Hilton reported solid second quarter earnings for 2019, although an uncertain political environment continues to slow the hotel giant’s growth in the U.S. and Asia Pacific.
Net income came in at $261 million for the quarter, a 20 percent increase from a year prior, driven primarily by strong unit growth. Meanwhile, revenue-per-available-room (RevPAR) increased a modest 1.4 percent compared to the year before, as U.S. trade tensions with China dampened both corporate bookings in the U.S. and leisure travel in Asia Pacific.
The company expects this trend to continue throughout the second half of 2019, and potentially into 2020. Hilton shares stayed relatively stable in the hours after the market open.

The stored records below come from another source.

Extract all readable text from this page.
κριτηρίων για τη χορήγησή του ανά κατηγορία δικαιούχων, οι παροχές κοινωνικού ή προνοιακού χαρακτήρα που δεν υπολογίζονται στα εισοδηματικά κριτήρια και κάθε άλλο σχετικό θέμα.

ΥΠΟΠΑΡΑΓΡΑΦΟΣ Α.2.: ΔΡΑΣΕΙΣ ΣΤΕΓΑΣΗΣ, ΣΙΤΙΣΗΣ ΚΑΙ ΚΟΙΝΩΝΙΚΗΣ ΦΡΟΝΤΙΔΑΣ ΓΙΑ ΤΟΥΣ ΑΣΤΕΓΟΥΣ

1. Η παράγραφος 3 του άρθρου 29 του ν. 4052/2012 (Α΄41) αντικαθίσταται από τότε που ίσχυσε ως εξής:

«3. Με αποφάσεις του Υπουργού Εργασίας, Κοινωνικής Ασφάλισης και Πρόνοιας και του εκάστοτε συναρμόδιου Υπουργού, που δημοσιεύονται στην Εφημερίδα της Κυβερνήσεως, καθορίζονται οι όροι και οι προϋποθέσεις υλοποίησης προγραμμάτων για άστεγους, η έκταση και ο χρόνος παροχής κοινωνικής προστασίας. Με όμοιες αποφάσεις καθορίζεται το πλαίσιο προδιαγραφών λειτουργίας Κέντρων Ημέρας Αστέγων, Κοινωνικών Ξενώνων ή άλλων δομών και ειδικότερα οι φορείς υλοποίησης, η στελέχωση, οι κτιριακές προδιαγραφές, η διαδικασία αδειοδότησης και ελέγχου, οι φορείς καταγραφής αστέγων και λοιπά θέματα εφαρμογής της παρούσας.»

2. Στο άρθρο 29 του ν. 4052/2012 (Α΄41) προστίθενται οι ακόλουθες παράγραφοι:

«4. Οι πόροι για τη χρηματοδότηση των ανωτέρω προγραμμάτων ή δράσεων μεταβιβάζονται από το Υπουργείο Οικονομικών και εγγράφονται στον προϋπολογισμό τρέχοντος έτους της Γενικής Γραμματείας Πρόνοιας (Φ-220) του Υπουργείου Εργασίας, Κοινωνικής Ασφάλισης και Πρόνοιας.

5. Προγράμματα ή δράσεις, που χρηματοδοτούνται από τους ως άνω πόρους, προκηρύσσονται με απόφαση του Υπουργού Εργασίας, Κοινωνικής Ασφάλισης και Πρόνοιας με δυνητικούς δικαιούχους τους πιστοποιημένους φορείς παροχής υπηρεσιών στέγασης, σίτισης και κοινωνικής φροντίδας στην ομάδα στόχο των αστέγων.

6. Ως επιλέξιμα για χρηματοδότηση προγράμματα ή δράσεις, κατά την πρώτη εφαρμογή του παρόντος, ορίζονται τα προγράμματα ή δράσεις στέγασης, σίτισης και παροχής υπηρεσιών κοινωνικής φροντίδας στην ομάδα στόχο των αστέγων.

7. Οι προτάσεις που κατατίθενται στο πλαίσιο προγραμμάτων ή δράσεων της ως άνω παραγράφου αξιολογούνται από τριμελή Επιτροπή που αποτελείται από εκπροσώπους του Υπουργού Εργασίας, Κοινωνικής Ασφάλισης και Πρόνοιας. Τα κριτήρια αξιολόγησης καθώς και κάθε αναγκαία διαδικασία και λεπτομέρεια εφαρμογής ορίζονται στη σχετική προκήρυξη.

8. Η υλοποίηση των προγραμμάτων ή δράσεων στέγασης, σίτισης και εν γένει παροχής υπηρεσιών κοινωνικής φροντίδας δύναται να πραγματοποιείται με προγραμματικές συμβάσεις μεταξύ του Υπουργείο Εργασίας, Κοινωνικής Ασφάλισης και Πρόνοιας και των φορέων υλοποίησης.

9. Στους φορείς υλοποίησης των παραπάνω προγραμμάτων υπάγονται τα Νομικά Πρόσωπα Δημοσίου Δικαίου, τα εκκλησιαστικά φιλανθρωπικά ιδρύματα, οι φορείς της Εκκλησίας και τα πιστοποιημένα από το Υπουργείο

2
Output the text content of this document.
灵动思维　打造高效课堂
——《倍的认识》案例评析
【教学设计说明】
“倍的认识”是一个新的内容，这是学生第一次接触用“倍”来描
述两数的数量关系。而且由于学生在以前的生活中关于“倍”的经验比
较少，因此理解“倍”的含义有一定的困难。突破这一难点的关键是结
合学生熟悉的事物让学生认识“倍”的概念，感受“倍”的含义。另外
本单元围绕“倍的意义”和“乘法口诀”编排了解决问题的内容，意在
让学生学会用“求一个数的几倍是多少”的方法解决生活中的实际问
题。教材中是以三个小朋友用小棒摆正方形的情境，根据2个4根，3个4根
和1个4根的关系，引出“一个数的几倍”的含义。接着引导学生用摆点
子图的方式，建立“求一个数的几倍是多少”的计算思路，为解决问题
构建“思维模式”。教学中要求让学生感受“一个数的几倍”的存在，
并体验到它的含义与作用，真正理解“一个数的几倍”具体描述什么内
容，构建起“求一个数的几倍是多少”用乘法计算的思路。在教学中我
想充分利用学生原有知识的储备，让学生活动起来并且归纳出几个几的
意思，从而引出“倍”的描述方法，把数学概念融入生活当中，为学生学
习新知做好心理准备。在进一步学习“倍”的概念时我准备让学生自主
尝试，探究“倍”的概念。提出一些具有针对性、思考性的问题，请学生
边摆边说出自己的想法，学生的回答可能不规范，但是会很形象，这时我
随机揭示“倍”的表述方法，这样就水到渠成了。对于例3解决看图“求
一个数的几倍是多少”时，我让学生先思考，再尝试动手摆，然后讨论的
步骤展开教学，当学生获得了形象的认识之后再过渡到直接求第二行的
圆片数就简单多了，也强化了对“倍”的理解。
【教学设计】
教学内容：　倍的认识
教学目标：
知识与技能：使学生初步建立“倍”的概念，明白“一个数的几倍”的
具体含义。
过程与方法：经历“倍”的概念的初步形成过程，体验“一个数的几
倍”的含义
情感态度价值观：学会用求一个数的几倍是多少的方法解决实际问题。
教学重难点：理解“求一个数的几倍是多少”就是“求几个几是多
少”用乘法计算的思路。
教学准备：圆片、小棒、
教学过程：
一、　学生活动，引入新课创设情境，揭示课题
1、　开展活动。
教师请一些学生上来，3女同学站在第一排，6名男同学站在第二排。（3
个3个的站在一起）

“More people are putting their caution flags up,” said Hilton CEO Christopher Nassetta in an earnings call Wednesday. “It doesn’t mean that they’re not spending, or hiring, or traveling. It just means they’re a little bit more cautious because of what’s going on in the broader environment.”
The impact of politics was top of mind for many analysts on the call, and Hilton was clear that it did not expect tensions to resolve anytime soon.
The decline in RevPAR in China was further impacted by the anti-extradition protests in Hong Kong, according to the company.
“China is clearly going to be worse in the second half of the year than the first,” said Nassetta, explaining that this would lead to a lower international performance overall.